Well, on that point, it appears that even the reliably liberal New York Times is not willing to cut the O Man any slack, going into excruciating detail in an editorial piece about how the President was willing, with the banker-friendly encouragement of Larry Summers and Tim Geithner, at all stages of the game to assist Wall Street banks with their solvency (and bonus) problems, but offered only the pathetic "HAMP" program to help out the millions of Americans whose mortgages exceeded the value of their homes.  There was so much more the President could have done to alleviate this problem, but it was opposed by Wall Street because the resulting "impairment of collateral" in the form of reduced or "crammed-down" mortgages would have negatively affected the balance sheets of the big banks.  And we can't have that; their profitability (and bonuses) depend on their continuing ability to mark-to-fantasy all of the worthless junk they carry as assets, such as all those fraudulently marketed mortgage-backed securities.  In haec verba from the Times article by Binyamin Applebaum:


“Mr.

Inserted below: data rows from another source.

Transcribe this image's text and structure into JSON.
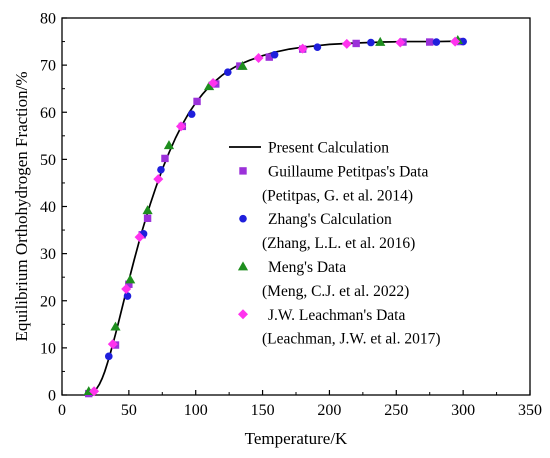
{
  "chart_data": {
    "type": "scatter",
    "xlabel": "Temperature/K",
    "ylabel": "Equilibrium Orthohydrogen Fraction/%",
    "xlim": [
      0,
      350
    ],
    "ylim": [
      0,
      80
    ],
    "xticks": [
      0,
      50,
      100,
      150,
      200,
      250,
      300,
      350
    ],
    "yticks": [
      0,
      10,
      20,
      30,
      40,
      50,
      60,
      70,
      80
    ],
    "grid": false,
    "legend_position": "center-right",
    "series": [
      {
        "name": "Present Calculation",
        "kind": "line",
        "color": "#000000",
        "x": [
          20,
          22,
          24,
          26,
          28,
          30,
          32,
          34,
          36,
          38,
          40,
          42,
          44,
          46,
          48,
          50,
          52,
          54,
          56,
          58,
          60,
          62,
          64,
          66,
          68,
          70,
          72,
          74,
          76,
          78,
          80,
          85,
          90,
          95,
          100,
          105,
          110,
          115,
          120,
          125,
          130,
          135,
          140,
          150,
          160,
          170,
          180,
          190,
          200,
          220,
          240,
          260,
          280,
          300
        ],
        "y": [
          0.2,
          0.4,
          0.8,
          1.4,
          2.3,
          3.5,
          5.0,
          6.8,
          8.7,
          10.8,
          12.9,
          15.1,
          17.4,
          19.7,
          22.0,
          24.3,
          26.5,
          28.7,
          30.8,
          32.9,
          34.9,
          36.8,
          38.7,
          40.5,
          42.2,
          43.9,
          45.5,
          47.1,
          48.6,
          50.0,
          51.4,
          54.6,
          57.4,
          59.9,
          62.0,
          63.8,
          65.4,
          66.7,
          67.9,
          68.9,
          69.7,
          70.4,
          71.0,
          72.0,
          72.8,
          73.4,
          73.8,
          74.1,
          74.4,
          74.7,
          74.9,
          75.0,
          75.0,
          75.1
        ]
      },
      {
        "name": "Guillaume Petitpas's Data",
        "citation": "(Petitpas, G. et al. 2014)",
        "kind": "square",
        "color": "#9b30d9",
        "x": [
          20,
          40,
          50,
          60,
          64,
          77,
          90,
          101,
          115,
          133,
          155,
          180,
          220,
          255,
          275,
          298
        ],
        "y": [
          0.3,
          10.6,
          23.5,
          34.0,
          37.5,
          50.2,
          57.0,
          62.3,
          66.0,
          69.8,
          71.7,
          73.4,
          74.6,
          74.9,
          74.9,
          75.0
        ]
      },
      {
        "name": "Zhang's Calculation",
        "citation": "(Zhang, L.L. et al. 2016)",
        "kind": "circle",
        "color": "#1f1fdc",
        "x": [
          35,
          49,
          61,
          74,
          97,
          124,
          159,
          191,
          231,
          280,
          300
        ],
        "y": [
          8.2,
          21.0,
          34.2,
          47.8,
          59.6,
          68.5,
          72.2,
          73.8,
          74.8,
          74.9,
          75.0
        ]
      },
      {
        "name": "Meng's Data",
        "citation": "(Meng, C.J. et al. 2022)",
        "kind": "triangle",
        "color": "#1e8e1e",
        "x": [
          20,
          40,
          51,
          64,
          80,
          110,
          135,
          238,
          296
        ],
        "y": [
          0.8,
          14.5,
          24.5,
          39.2,
          53.0,
          65.5,
          69.8,
          74.9,
          75.3
        ]
      },
      {
        "name": "J.W. Leachman's Data",
        "citation": "(Leachman, J.W. et al. 2017)",
        "kind": "diamond",
        "color": "#ff33ee",
        "x": [
          24,
          38,
          48,
          58,
          72,
          89,
          113,
          147,
          180,
          213,
          253,
          294
        ],
        "y": [
          0.8,
          10.8,
          22.5,
          33.5,
          45.8,
          57.0,
          66.2,
          71.5,
          73.5,
          74.5,
          74.8,
          75.0
        ]
      }
    ]
  }
}
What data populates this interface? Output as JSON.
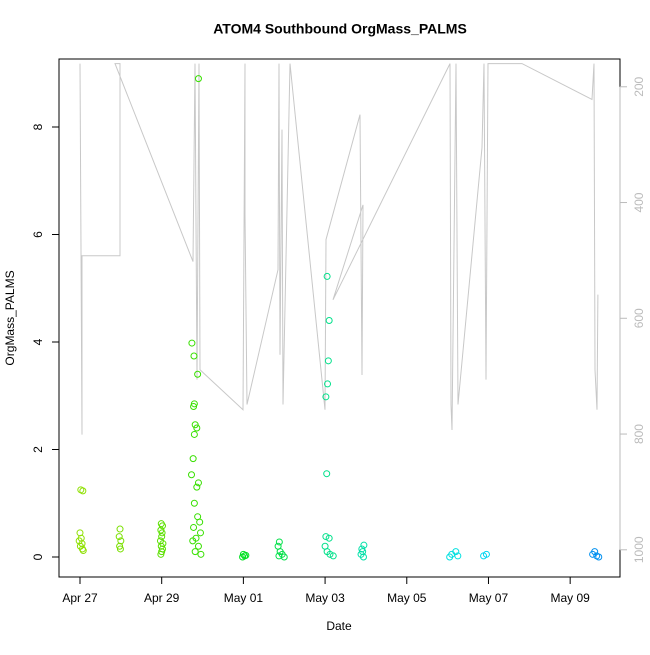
{
  "chart_data": {
    "type": "scatter",
    "title": "ATOM4 Southbound OrgMass_PALMS",
    "x_label": "Date",
    "y_label": "OrgMass_PALMS",
    "xlim": [
      -0.514,
      13.22
    ],
    "xticks": [
      {
        "value": 0,
        "label": "Apr 27"
      },
      {
        "value": 2,
        "label": "Apr 29"
      },
      {
        "value": 4,
        "label": "May 01"
      },
      {
        "value": 6,
        "label": "May 03"
      },
      {
        "value": 8,
        "label": "May 05"
      },
      {
        "value": 10,
        "label": "May 07"
      },
      {
        "value": 12,
        "label": "May 09"
      }
    ],
    "ylim": [
      -0.372,
      9.265
    ],
    "yticks": [
      0,
      2,
      4,
      6,
      8
    ],
    "y2lim": [
      1047,
      152
    ],
    "y2ticks": [
      200,
      400,
      600,
      800,
      1000
    ],
    "series": [
      {
        "style": "line",
        "axis": "y2",
        "color": "#c8c8c8",
        "x": [
          0,
          0.049,
          0.049,
          0.979,
          0.979,
          0.857,
          2.766,
          2.815,
          2.864,
          2.913,
          2.938,
          3.99,
          4.039,
          4.039,
          4.088,
          4.847,
          4.871,
          4.896,
          4.945,
          4.969,
          5.141,
          5.998,
          6.022,
          6.854,
          6.903,
          6.928,
          6.193,
          9.058,
          9.082,
          9.107,
          9.204,
          9.253,
          9.841,
          9.89,
          9.939,
          9.988,
          10.82,
          12.534,
          12.583,
          12.607,
          12.656,
          12.68
        ],
        "values": [
          160,
          801,
          492,
          492,
          160,
          160,
          502,
          160,
          706,
          160,
          689,
          758,
          160,
          421,
          749,
          516,
          160,
          663,
          274,
          749,
          160,
          758,
          464,
          248,
          698,
          404,
          568,
          160,
          749,
          793,
          160,
          749,
          305,
          160,
          706,
          160,
          160,
          222,
          160,
          689,
          758,
          559
        ]
      },
      {
        "style": "points",
        "color": "#8ee000",
        "x": [
          0.02,
          0.07,
          0,
          0.03,
          -0.02,
          0.05,
          0.01,
          0.06,
          0.08
        ],
        "values": [
          1.25,
          1.23,
          0.45,
          0.35,
          0.3,
          0.25,
          0.2,
          0.15,
          0.12
        ]
      },
      {
        "style": "points",
        "color": "#7ae000",
        "x": [
          0.98,
          0.96,
          1.0,
          0.97,
          0.99
        ],
        "values": [
          0.52,
          0.38,
          0.3,
          0.2,
          0.15
        ]
      },
      {
        "style": "points",
        "color": "#5ce000",
        "x": [
          1.99,
          2.02,
          1.98,
          2.01,
          2.0,
          1.97,
          2.03,
          1.99,
          2.02,
          2.0,
          1.98
        ],
        "values": [
          0.62,
          0.58,
          0.5,
          0.45,
          0.38,
          0.3,
          0.25,
          0.2,
          0.15,
          0.1,
          0.05
        ]
      },
      {
        "style": "points",
        "color": "#38e000",
        "x": [
          2.9,
          2.74,
          2.79,
          2.88,
          2.8,
          2.78,
          2.82,
          2.86,
          2.8,
          2.77,
          2.73,
          2.9,
          2.86,
          2.8,
          2.88,
          2.93,
          2.78,
          2.95,
          2.84,
          2.76,
          2.9,
          2.82,
          2.96
        ],
        "values": [
          8.9,
          3.98,
          3.74,
          3.4,
          2.85,
          2.8,
          2.46,
          2.4,
          2.28,
          1.83,
          1.53,
          1.38,
          1.3,
          1.0,
          0.75,
          0.65,
          0.55,
          0.45,
          0.35,
          0.3,
          0.2,
          0.1,
          0.05
        ]
      },
      {
        "style": "points",
        "color": "#00e020",
        "x": [
          4.0,
          4.03,
          3.98,
          4.06
        ],
        "values": [
          0.05,
          0.02,
          0.0,
          0.03
        ]
      },
      {
        "style": "points",
        "color": "#00e048",
        "x": [
          4.88,
          4.85,
          4.9,
          4.95,
          4.87,
          5.0
        ],
        "values": [
          0.28,
          0.2,
          0.1,
          0.05,
          0.02,
          0.0
        ]
      },
      {
        "style": "points",
        "color": "#00e08a",
        "x": [
          6.05,
          6.1,
          6.08,
          6.06,
          6.02,
          6.04,
          6.02,
          6.1,
          6.0,
          6.05,
          6.12,
          6.2
        ],
        "values": [
          5.22,
          4.4,
          3.65,
          3.22,
          2.98,
          1.55,
          0.38,
          0.35,
          0.2,
          0.1,
          0.05,
          0.02
        ]
      },
      {
        "style": "points",
        "color": "#00e0a8",
        "x": [
          6.95,
          6.9,
          6.92,
          6.88,
          6.94
        ],
        "values": [
          0.22,
          0.15,
          0.1,
          0.05,
          0.0
        ]
      },
      {
        "style": "points",
        "color": "#00e0e0",
        "x": [
          9.2,
          9.1,
          9.25,
          9.05
        ],
        "values": [
          0.1,
          0.05,
          0.02,
          0.0
        ]
      },
      {
        "style": "points",
        "color": "#00d4f0",
        "x": [
          9.95,
          9.88
        ],
        "values": [
          0.05,
          0.02
        ]
      },
      {
        "style": "points",
        "color": "#0090f0",
        "x": [
          12.6,
          12.55,
          12.65,
          12.7
        ],
        "values": [
          0.1,
          0.05,
          0.02,
          0.0
        ]
      }
    ]
  }
}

Obama sponsored cramdown legislation as a senator, endorsed it as a presidential candidate and called on Congress to pass it in the Arizona speech.
But he also repeatedly pressed the pause button. When proponents sought to add a cramdown to the Emergency Economic Stabilization Act in September 2008, Mr. Obama, who had flown back to Washington from the campaign trail, persuaded them to postpone the “partisan” effort as an example to Republicans, who said the measure would violate existing contracts.
In February 2009, after Mr. Obama became president, the White House asked Democrats not to attach the measure to the American Recovery and Reinvestment Act, fearing it would cost votes. In March, a watered-down version finally passed the House, but the mortgage industry rallied opposition to block it in the Senate.”

This is, of course, absolutely vintage Obama.  It may recall virtually exact behavior regarding the "immunity for telecom companies" regarding illegal wiretapping, or, more tellingly, Obama's refusal simply to let the "Bush tax cuts" lapse at the end of  2010, when the Democrats controlled the Senate, the House and the White House, and the Bush tax cuts, that fabled marginal rate on all the "millionaires" was going to sundown under its own provisions.  And Obama sold it out to buy another year of unemployment insurance instead, reenacting the mess of pottage deal from another era.

Refusing to help millions of homeowners by using real money, instead of lavishing it all on the "fat cats" he pretends to despise, resulted in millions of Americans forced into the street through foreclosure.

But what about Mr. Obama's soaring rhetoric last night, his populist call-to-arms?  What about, you know....all of that?  Well - it was a good speech.  He's good at doing that.

Yet as I say....it's time to put all of that grousing away.  It's crunch time.  If it's not Obama, it will be that carpetbagger Mitt Romney, the robber baron in funny underwear.  The O Man at least mouths the right attitudes about certain things.  Gay marriage, for example.  And he was willing to admit that global warming is not a "hoax."  It's true that Mr. Obama did not throw much American weight behind the recent Rio Conference (or, actually, even attend), but at least he says climate change is real, whereas the Carpetbagger makes clunky jokes about it.

Thus, um, so what you should do is...hmm, where was I?  I guess that's about it.  I know our President is in a tight spot because the millions of individual donors who rallied to his cause in 2008 seem mysteriously to have disappeared, and we're in the somewhat anomalous situation where the incumbent is in danger of being seriously outspent in this campaign.  I just can't imagine why the President's liberal base has eroded over the last four years.  Whatever.  In America, as in driving a car, voting should be a defensive act.  You don't vote for what you want; you vote to try to avoid what you most fear.  If that isn't Exceptional, please tell me something that is.